When they reached Scotland, of course, more often than not they encountered exactly the same problem.

In the 1910s and 1920s, when Those Tyrannising Landlords is set, the housing stock in Glasgow was abominably poor. The Irish immigrants tended to cluster in particular areas, such as Neptune Street in Govan, dubbed The Irish Channel because of the number of Irish families living there. And the housing in such areas was woefully substandard. Such was the level of overcrowding the Glasgow Corporation employed Sanitary Inspectors who would check on houses in the middle of the night to see how many people were living in them and prosecute the owners if there were too many. Two-thirds of Glaswegians lied in single-ends and rooms-and-kitchens with outside toilets. The lack of sanitation was a serious health hazard and life expectancy was low.

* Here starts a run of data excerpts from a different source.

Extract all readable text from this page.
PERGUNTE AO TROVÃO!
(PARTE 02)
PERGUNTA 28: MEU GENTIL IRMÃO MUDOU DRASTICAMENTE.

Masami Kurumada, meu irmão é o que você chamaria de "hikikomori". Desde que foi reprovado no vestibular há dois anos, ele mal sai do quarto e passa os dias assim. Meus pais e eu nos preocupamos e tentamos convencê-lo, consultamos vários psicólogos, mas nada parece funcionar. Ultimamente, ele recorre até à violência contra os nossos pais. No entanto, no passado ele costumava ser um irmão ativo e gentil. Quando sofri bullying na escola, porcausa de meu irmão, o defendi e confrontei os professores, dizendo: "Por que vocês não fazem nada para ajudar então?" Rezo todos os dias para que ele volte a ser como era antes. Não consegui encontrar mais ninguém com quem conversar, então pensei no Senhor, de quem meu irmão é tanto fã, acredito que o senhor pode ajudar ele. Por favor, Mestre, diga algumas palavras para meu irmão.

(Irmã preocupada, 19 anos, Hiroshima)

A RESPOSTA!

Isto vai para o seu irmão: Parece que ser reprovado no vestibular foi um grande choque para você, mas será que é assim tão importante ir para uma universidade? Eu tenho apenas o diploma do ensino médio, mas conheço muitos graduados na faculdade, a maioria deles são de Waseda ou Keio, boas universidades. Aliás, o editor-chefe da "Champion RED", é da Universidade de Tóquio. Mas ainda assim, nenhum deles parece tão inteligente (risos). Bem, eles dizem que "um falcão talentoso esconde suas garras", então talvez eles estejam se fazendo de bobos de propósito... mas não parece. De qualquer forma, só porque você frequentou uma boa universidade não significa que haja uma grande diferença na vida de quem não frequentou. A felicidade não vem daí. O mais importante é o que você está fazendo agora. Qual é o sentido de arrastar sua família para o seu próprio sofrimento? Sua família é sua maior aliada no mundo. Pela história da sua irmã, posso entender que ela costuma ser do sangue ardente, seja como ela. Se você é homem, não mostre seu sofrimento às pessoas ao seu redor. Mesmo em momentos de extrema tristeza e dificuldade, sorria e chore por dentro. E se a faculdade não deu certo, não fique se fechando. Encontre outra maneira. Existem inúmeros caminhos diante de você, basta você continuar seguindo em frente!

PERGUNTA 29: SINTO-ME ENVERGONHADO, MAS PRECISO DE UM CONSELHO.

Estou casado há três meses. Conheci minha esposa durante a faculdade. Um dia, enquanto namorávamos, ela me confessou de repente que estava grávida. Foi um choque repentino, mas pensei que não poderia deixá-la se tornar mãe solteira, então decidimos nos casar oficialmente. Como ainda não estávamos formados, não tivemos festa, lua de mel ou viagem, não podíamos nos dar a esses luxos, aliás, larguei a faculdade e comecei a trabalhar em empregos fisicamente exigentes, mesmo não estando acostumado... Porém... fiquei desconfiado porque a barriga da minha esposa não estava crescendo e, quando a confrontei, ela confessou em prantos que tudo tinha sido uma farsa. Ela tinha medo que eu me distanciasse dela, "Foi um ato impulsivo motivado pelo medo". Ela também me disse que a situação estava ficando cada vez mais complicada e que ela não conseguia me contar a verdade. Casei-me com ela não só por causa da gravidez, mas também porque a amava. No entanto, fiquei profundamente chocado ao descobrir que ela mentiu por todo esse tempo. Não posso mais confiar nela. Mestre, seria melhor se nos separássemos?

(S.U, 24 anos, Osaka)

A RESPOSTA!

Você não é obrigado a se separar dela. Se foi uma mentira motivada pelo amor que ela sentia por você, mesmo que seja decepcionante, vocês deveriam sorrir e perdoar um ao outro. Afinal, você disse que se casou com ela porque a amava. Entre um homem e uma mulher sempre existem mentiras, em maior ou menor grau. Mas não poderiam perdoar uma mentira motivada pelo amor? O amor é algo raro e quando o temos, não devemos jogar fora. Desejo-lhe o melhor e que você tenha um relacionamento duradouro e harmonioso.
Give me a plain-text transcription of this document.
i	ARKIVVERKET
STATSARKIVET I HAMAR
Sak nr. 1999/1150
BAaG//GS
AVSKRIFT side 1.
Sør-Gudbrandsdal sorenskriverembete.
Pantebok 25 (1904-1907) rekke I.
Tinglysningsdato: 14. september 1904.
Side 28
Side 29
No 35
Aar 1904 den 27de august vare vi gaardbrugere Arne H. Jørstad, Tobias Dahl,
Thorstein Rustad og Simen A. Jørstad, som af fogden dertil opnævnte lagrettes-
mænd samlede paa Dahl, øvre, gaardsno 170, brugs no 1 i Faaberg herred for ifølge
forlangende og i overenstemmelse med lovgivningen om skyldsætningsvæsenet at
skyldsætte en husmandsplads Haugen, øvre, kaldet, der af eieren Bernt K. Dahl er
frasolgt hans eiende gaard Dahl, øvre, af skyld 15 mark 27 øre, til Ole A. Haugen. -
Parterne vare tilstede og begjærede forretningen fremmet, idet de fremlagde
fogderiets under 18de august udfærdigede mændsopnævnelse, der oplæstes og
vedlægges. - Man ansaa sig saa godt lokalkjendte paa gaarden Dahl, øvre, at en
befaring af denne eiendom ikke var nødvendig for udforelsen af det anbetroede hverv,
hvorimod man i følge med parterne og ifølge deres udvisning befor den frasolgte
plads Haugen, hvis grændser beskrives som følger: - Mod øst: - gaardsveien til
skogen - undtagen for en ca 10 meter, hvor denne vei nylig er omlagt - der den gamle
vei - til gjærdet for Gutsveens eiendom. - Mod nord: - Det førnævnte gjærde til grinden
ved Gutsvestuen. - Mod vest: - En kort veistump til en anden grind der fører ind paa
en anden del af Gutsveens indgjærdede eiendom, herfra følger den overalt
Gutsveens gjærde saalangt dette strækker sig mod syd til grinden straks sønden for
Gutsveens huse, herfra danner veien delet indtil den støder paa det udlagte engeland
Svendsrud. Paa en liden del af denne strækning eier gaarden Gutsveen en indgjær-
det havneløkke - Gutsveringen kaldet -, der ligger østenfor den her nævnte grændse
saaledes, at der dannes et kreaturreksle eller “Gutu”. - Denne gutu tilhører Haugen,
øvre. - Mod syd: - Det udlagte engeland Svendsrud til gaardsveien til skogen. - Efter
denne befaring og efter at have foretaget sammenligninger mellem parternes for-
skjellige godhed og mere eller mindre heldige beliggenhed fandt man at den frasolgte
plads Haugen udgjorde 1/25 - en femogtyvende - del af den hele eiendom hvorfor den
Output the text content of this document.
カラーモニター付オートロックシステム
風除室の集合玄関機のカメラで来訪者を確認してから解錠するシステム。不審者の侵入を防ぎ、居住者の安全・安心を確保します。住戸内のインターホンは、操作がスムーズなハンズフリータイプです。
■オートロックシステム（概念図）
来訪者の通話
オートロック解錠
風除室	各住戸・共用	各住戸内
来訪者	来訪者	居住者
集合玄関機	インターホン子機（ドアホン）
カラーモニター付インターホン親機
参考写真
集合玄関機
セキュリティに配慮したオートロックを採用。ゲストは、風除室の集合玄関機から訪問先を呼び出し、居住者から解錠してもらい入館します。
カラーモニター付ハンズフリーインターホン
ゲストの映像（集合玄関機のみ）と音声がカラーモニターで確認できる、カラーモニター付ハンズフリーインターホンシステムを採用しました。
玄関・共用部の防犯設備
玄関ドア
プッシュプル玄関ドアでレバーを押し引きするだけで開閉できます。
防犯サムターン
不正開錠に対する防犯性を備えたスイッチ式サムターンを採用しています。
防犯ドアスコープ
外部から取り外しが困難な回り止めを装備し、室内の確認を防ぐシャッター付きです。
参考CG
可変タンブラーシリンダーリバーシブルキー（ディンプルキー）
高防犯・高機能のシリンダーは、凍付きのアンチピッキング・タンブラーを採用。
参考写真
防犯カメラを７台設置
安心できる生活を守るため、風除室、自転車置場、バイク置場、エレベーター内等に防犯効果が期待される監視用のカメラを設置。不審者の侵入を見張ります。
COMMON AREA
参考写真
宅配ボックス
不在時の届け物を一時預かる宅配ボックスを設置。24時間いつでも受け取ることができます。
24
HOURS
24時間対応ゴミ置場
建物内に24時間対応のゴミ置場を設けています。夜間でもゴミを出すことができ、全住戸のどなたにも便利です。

All this forms the backdrop for Damer’s novel, the story of the O’Donnells, from The Rosses in Donegal. In particular, it tells the story of Peggy, the only girl in the family, an intelligent and single-minded young woman, stubborn and determined. Appalled by the grinding poverty, violence and bigotry she sees around her, she becomes politicised, joining the Independent Labour Party and participating in rent strikes and demonstrations against the slum landlords and a political system that had no intention of doing anything to change the status quo. With the idealism of youth, she is intent on changing the world.

Those Tyrannising Landlords is a fascinating novel. Seán Damer is an academic with an intimate knowledge of both Glasgow and its Irish immigrant communities. That knowledge lends the novel a rare credibility and we are left with a feeling of revulsion that such conditions could have been allowed to fester for so long. The story of the O’Donnells, and in particular the delightful Peggy, is engrossing, entertaining and highly revealing.